Inspired by the memory of an arab craftsmen seen in a Moroccan souk using an ancient style of bow lathe, Michael Mode began woodturning in 1975 via a whimsical experiment involving a foot powered lathe made from a sewing machine treadle and an assortment of odd mechanical parts. Within six months the experiment became a passionate creative pursuit and a motorized lathe replaced the foot powered version. A single book about woodturning written by a British production turner supplied Michael’s woodturning education. Quickly outgrowing several lathes led him to purchase a more substantial machine from a local cabinetmaker, who, upon seeing Michael’s output, offered him a job with his Milford Furniture Company in Spinnerstown, Pennsylvania. Work there involved electric guitar bodies for Martin Guitar Company and a steep learning curve. Within a year the scrap mahogany, ebony and rosewood of the guitar line became fancy inlaid stools on Michael’s lathe. Word of mouth sales led to joining a woodworker’s guild and eventually to the ACC Craft Fair in Baltimore in 1982, officially beginning his professional career. Meeting David Ellsworth and seeing his success as an artist provided key inspiration at this time.
>From the beginning Michael primarily created lidded vessels, the early ones of various woods laminated together, then through most of the 1980’s vessels utilizing burl or spalted wood.
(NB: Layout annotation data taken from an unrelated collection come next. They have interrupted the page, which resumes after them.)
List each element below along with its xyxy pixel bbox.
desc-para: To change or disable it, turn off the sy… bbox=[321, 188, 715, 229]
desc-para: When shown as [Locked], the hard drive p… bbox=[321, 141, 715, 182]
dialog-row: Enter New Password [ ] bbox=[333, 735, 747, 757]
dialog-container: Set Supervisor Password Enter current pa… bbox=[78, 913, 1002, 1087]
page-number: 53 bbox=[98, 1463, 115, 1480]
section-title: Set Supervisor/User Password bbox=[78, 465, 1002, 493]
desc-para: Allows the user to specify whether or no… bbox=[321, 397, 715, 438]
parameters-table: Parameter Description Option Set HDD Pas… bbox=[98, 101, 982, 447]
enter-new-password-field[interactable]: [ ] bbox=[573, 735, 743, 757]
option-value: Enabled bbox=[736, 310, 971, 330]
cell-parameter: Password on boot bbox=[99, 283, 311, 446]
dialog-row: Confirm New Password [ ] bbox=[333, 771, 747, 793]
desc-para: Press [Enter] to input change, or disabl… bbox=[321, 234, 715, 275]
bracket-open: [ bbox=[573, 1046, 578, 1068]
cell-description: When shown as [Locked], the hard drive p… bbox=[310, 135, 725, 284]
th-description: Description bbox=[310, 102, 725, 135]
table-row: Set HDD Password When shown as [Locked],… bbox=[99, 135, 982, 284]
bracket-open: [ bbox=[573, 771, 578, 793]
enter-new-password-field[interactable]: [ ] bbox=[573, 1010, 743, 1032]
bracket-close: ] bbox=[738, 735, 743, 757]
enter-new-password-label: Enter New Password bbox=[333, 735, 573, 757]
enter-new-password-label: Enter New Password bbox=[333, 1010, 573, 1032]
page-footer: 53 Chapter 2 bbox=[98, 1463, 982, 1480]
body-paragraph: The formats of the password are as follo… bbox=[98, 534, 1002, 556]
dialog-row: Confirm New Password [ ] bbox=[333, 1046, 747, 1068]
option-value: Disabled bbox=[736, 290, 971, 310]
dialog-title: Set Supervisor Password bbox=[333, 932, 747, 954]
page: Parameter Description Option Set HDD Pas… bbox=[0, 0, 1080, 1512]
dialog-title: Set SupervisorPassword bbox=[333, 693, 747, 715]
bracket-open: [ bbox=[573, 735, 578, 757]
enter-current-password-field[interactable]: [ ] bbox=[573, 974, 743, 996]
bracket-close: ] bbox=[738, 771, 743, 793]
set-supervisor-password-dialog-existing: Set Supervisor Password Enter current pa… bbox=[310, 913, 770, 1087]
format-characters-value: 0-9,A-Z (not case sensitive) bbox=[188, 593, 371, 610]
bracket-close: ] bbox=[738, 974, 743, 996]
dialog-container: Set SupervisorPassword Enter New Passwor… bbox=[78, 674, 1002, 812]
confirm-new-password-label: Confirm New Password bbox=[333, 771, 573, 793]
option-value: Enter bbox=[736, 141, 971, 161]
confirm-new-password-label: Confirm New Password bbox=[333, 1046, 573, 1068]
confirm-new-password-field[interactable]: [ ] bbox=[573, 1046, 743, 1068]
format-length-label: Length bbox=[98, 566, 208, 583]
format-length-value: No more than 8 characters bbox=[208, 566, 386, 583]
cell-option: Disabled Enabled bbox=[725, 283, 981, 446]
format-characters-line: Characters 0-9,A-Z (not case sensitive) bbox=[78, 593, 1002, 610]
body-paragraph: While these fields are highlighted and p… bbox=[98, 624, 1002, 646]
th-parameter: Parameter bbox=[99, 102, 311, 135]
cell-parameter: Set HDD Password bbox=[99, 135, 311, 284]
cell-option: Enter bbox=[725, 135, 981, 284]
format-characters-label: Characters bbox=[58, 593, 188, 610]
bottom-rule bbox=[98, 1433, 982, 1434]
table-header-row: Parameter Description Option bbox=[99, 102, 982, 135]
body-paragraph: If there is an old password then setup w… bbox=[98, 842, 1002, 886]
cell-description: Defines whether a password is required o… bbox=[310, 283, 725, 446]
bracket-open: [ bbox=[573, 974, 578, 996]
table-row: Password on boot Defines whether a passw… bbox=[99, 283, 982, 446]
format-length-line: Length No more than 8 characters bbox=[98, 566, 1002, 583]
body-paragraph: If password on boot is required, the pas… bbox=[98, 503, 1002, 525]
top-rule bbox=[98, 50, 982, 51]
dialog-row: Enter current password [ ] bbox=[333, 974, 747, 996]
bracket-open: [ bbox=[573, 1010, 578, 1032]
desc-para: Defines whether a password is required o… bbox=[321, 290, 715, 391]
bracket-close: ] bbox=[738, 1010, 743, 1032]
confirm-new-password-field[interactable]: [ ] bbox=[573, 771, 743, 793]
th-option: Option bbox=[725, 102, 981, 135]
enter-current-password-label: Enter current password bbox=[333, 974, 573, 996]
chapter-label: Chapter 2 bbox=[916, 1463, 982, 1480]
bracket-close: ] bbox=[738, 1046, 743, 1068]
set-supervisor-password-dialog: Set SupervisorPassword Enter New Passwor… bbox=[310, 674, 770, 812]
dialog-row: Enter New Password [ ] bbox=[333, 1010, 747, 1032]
These he sold through craft fairs and galleries, along with some specialty items such as painted finial shaped christmas ornaments(thousands of them), and later, miniature chess sets fitted within a lidded vessel of less than six inches by six inches.
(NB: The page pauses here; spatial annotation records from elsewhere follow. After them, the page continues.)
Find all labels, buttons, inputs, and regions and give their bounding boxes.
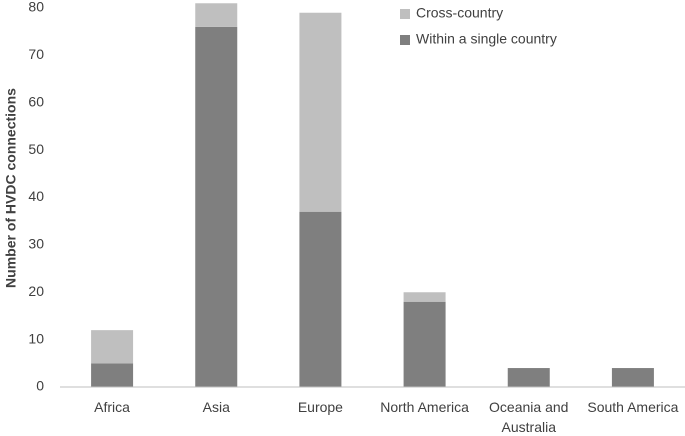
x-tick-label: South America	[587, 399, 679, 415]
x-tick-label: Europe	[297, 399, 343, 415]
bar-segment	[91, 330, 134, 364]
bar-segment	[507, 368, 550, 387]
x-tick-label: Asia	[202, 399, 230, 415]
bar-segment	[299, 211, 342, 387]
bar-segment	[611, 368, 654, 387]
y-tick-label: 20	[28, 283, 44, 299]
legend-label: Within a single country	[416, 31, 557, 47]
y-tick-label: 70	[28, 46, 44, 62]
y-axis-title: Number of HVDC connections	[3, 88, 19, 288]
legend-label: Cross-country	[416, 5, 503, 21]
bar-segment	[403, 301, 446, 387]
y-tick-label: 30	[28, 236, 44, 252]
bar-segment	[299, 12, 342, 212]
y-tick-label: 60	[28, 93, 44, 109]
y-tick-label: 40	[28, 188, 44, 204]
bar-segment	[403, 292, 446, 302]
y-tick-label: 50	[28, 141, 44, 157]
y-tick-label: 10	[28, 330, 44, 346]
x-tick-label: Africa	[94, 399, 130, 415]
bar-segment	[195, 3, 238, 27]
legend-swatch	[400, 9, 410, 19]
bar-segment	[195, 26, 238, 387]
legend-swatch	[400, 35, 410, 45]
x-tick-label: North America	[380, 399, 469, 415]
bar-segment	[91, 363, 134, 387]
y-tick-label: 0	[36, 378, 44, 394]
x-tick-label: Oceania and Australia	[489, 399, 569, 435]
y-tick-label: 80	[28, 0, 44, 15]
In the early nineties Michael’s work changed substantially, still within the lidded vessel realm, into architecturally inspired vessels of many woods assembled in domed and winged forms reminiscent of mughal buildings seen by him in India many years before. A series of lidded vessels named after the mughal ruler Akbar ensued. Following the Islamic inspiration further gave rise to many laminated vessels of colorful and intricate designs.
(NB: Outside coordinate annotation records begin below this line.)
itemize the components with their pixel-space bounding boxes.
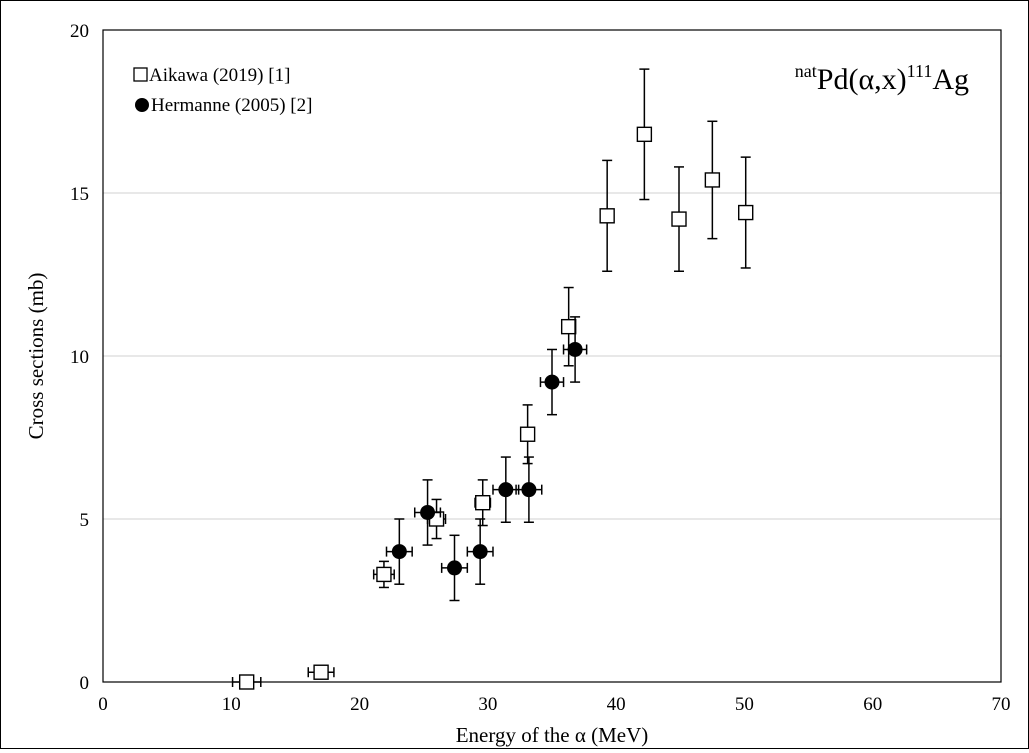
data-point-open-square xyxy=(738,204,754,221)
title-target-superscript: nat xyxy=(795,61,817,81)
data-point-filled-circle xyxy=(544,374,560,390)
y-tick-labels: 0 5 10 15 20 xyxy=(70,21,89,694)
data-point-open-square xyxy=(560,318,577,335)
x-tick-label: 40 xyxy=(607,694,626,715)
data-point-filled-circle xyxy=(420,504,436,520)
data-point-filled-circle xyxy=(567,341,583,357)
data-series xyxy=(231,68,754,690)
data-point-filled-circle xyxy=(521,482,537,498)
y-tick-label: 5 xyxy=(80,510,90,531)
y-tick-label: 20 xyxy=(70,21,89,42)
x-tick-labels: 0 10 20 30 40 50 60 70 xyxy=(98,694,1010,715)
data-point-open-square xyxy=(519,426,536,442)
x-tick-label: 60 xyxy=(863,694,882,715)
data-point-open-square xyxy=(475,495,491,511)
data-point-open-square xyxy=(313,664,329,680)
y-tick-label: 10 xyxy=(70,347,89,368)
data-point-open-square xyxy=(599,208,615,224)
data-point-filled-circle xyxy=(498,482,514,498)
legend-label-aikawa: Aikawa (2019) [1] xyxy=(149,65,290,86)
plot-area-border xyxy=(102,29,1002,683)
x-tick-label: 20 xyxy=(350,694,369,715)
data-point-open-square xyxy=(671,211,687,227)
series-hermanne xyxy=(385,316,588,602)
y-tick-label: 15 xyxy=(70,184,89,205)
y-axis-label: Cross sections (mb) xyxy=(24,273,48,440)
data-point-open-square xyxy=(376,566,392,583)
series-aikawa xyxy=(231,68,754,690)
legend-label-hermanne: Hermanne (2005) [2] xyxy=(151,95,312,116)
x-axis-label: Energy of the α (MeV) xyxy=(456,723,649,747)
legend: Aikawa (2019) [1] Hermanne (2005) [2] xyxy=(133,65,312,116)
x-tick-label: 30 xyxy=(478,694,497,715)
legend-marker-open-square xyxy=(133,67,148,82)
y-tick-label: 0 xyxy=(80,673,90,694)
title-mass-superscript: 111 xyxy=(907,61,933,81)
x-tick-label: 50 xyxy=(735,694,754,715)
data-point-filled-circle xyxy=(472,544,488,560)
data-point-filled-circle xyxy=(447,560,463,576)
x-tick-label: 10 xyxy=(222,694,241,715)
legend-item-hermanne: Hermanne (2005) [2] xyxy=(135,95,312,116)
title-reaction: Pd(α,x) xyxy=(817,63,907,96)
data-point-open-square xyxy=(704,172,721,188)
title-product: Ag xyxy=(932,63,969,96)
data-point-filled-circle xyxy=(391,544,407,560)
data-point-open-square xyxy=(238,674,255,690)
x-tick-label: 0 xyxy=(98,694,108,715)
chart-title: natPd(α,x)111Ag xyxy=(795,61,969,96)
legend-item-aikawa: Aikawa (2019) [1] xyxy=(133,65,290,86)
legend-marker-filled-circle xyxy=(135,98,149,112)
data-point-open-square xyxy=(636,126,653,143)
x-tick-label: 70 xyxy=(992,694,1011,715)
A desire to create a specific design eventually led to the technique (click on technique) of concentrically cut rings stack laminated into bowl forms. For the first time Michael left the domain of lidded vessels entirely, using the bowl as a canvas for seemingly infinite varieties of flowing and thought provoking patterns. It is this phase of his work you will see displayed here in all the galleries except the retrospective, which shows some examples of the major objects described above.